How can we contribute to social or political solutions, then? Levine argued for the humanities as a “space for model-making”. She recently published Forms: Whole, Rhythm, Hierarchy (Princeton, 2015) and she borrowed her definition of form from that book: form, she argues, is an “arrangement of elements – an ordering, patterning, or shaping” (3). Different forms enable or allow for certain possibilities – what she refers to as “affordances” – while they constrain others. I have not yet read her book, but her publisher’s blurb notes that “Levine argues that forms organize not only works of art but also political life” and her talk seemed to be an extension of this.

She went on to think practically about the affordances of specific Victorian literary forms. For instance, she claimed that the novel was bad at talking about labour – certainly a bold argument amongst this crowd! She talked about the absence of real discussions about labour in the Victorian novel, which seems largely true. I do wonder if we would find the same thing in novels from other European countries or North America? Or in English novels written for working class audiences? That said, her claim that the form of the poem is better at handling the monotony of work – her examples included Elizabeth Barrett Browning’s “Song of the Children” – was striking. She then gave the example of Christina Rossetti’s “Goblin Market” as a poem that dealt with the repetitive nature of work but also the possible diversity permitted within that repetitiveness. This poem seemed to offer an ideal, not utopian, version of work, one that we could even adopt in our own lives.

Her second claim about Victorian fictional forms was that the novel wasn’t great at narrating the collective. She cited Alex Woloch’s The One vs. the Many: Minor Characters and the Space of the Protagonist in the Novel (Princeton, 2003) and claimed that there can only be one protagonist in the English novel. So what forms enable collectivity? She turned to Henry Mayhew’s London Labour and the London Poor, published in serial form in the 1840s. It is a text that includes the voices of many of London’s poor. Mayhew’s text features interviews with those living in poverty and what Levine found was that he borrowed the relatively new form of the dramatic monologue to effectively communicate these voices to his readers. She cited an excerpt in which a workingwoman was clearly responding to an interviewer whose questions were not recorded. Though she didn’t note this, this is of course a form later employed by documentary filmmaker Errol Morris.

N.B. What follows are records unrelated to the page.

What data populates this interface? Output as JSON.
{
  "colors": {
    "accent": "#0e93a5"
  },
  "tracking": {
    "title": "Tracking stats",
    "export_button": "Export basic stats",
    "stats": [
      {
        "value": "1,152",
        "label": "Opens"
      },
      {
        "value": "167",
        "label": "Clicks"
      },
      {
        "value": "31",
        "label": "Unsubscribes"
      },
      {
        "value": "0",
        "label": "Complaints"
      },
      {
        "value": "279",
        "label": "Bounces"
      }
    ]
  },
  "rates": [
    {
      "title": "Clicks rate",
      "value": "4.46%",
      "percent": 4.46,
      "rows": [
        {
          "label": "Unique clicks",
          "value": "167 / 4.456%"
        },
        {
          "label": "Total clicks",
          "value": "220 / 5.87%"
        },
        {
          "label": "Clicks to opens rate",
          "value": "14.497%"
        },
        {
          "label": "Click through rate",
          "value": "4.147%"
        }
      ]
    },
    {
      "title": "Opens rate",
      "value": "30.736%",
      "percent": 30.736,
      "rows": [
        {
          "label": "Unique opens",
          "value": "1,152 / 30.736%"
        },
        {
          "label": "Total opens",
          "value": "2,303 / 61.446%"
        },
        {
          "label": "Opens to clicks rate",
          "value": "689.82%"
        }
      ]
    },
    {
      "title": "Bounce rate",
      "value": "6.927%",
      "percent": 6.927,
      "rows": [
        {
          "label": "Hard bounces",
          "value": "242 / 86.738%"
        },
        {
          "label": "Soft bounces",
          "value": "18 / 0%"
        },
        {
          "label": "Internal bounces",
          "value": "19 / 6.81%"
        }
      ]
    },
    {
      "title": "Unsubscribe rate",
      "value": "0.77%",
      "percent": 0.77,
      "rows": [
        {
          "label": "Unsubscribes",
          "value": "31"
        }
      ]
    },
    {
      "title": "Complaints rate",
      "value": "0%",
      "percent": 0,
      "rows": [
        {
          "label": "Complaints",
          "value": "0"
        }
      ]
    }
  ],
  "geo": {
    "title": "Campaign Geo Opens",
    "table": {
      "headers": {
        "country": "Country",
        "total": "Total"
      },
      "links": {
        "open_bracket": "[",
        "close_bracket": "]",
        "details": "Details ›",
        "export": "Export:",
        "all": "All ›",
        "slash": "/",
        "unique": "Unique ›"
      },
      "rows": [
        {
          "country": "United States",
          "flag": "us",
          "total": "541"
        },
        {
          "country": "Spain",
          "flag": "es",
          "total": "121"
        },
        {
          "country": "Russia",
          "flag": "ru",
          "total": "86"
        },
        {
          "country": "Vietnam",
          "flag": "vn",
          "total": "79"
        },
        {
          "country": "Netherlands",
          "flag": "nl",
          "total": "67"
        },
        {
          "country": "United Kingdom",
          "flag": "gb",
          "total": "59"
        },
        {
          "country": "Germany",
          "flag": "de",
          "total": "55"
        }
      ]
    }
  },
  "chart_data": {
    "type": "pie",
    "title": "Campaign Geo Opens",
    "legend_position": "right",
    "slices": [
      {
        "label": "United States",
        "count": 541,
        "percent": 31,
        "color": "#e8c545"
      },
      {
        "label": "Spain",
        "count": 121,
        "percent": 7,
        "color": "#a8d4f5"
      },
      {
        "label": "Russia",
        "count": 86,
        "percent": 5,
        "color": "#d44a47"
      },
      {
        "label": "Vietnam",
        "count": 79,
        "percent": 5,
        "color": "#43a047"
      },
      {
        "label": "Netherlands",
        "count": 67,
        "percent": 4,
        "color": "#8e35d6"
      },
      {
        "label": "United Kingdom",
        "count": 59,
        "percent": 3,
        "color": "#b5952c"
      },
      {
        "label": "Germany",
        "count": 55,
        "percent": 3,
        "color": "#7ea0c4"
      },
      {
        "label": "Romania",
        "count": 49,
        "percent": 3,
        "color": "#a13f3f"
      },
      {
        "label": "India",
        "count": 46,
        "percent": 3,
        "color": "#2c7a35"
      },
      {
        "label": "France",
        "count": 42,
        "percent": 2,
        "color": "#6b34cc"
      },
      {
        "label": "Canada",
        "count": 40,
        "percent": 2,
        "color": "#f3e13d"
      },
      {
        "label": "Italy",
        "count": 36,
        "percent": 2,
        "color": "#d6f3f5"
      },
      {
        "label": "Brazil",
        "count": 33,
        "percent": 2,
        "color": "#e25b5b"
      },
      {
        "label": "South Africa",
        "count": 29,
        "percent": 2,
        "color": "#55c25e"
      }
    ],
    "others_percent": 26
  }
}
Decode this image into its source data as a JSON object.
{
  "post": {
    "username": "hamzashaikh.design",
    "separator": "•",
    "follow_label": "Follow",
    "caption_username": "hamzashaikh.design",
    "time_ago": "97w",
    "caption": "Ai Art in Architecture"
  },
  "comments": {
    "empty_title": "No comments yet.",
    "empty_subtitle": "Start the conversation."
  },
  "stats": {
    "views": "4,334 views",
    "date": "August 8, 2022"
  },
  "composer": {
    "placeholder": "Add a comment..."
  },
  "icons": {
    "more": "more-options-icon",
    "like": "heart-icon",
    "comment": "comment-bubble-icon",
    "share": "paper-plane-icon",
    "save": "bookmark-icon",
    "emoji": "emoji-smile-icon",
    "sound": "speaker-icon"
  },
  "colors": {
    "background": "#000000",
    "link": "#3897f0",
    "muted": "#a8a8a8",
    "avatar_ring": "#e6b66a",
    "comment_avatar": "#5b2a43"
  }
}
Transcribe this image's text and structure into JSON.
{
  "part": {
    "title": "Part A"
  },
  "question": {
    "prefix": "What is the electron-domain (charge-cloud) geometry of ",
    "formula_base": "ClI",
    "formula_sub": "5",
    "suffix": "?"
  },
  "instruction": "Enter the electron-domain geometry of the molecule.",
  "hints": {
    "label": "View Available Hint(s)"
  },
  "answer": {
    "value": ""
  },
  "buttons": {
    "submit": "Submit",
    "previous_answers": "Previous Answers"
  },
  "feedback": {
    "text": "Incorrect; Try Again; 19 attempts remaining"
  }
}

Finally, pushing her argument about poetry as allowing for collectivity, Levine invited us all to recite together lines from William Morris’s “Chants for Socialists” at the end of her talk, an experiment in sociability. I am certainly missing many details in my quick summary here and unfortunately we had to cut the question period short; I’m sure there would have been a fascinating discussion and debate. I enjoyed Levine’s willingness to ask such large questions – how can the humanities play a more significant role in the future of our societies? – and for her optimism in her implicit insistence that it can. I quickly thought of some travelling forms, such as the “talking circles” employed by Gloria Steinem, a form that she first encountered in India as a young woman. She discusses this in her recent memoir, My Life on the Road (Random House, 2015):

It was the first time I witnessed the ancient and modern magic of groups in which anyone may speak in turn, everyone must listen, and consensus is more important than time. I had no idea that such talking circles had been a common form of governance for most of human history, from the Kwei and San in southern Africa, the ancestors of us all, to the First Nations on my own continent, where layers of such circles turned into the Iroquois Confederacy, the oldest continuous democracy in the world. Talking circles once existed in Europe, too, before floods, famines, and patriarchal rule replaced them with hierarchy, priests, and kings. I didn’t even know, as we sat in Ramnad, that a wave of talking circles and “testifying” was going on in black churches of my own country and igniting the civil rights movement. I certainly didn’t guess that, a decade later, I would see consciousness-raising groups, women’s talking circles, giving birth to the feminist movement.

This form has limits (people must be physically present and limited in number) but also affordances (various voices can be heard and it is theoretically without hierarchy). This isn’t a Victorian example but it got me thinking about what forms late-Victorian feminists used that we might want to revisit or employ today. It’s worth noting, too, that Sarah Grand’s The Beth Book famously ends with her feminist heroine becoming a public speaker, not a novelist. Levine joked at the beginning of her talk about the fact that some of Donald Trump’s supporters called for a repeal of the 19th Amendment (which gave women the right to vote in the U.S.), something she didn’t expect that we’d be talking about in 2016. The very fact that we have been suggests that we might do well to return to the Victorian period to explore what forms worked for suffragettes and other politically disenfranchised groups and employ them today. While I still have questions about how exactly we can make new models as humanities scholars, Levine’s talk was thought provoking and I hope we can continue to all talk about the ways in which we can use the past to understand and shape the future. She would then urge us, I think, to turn that talk into productive action.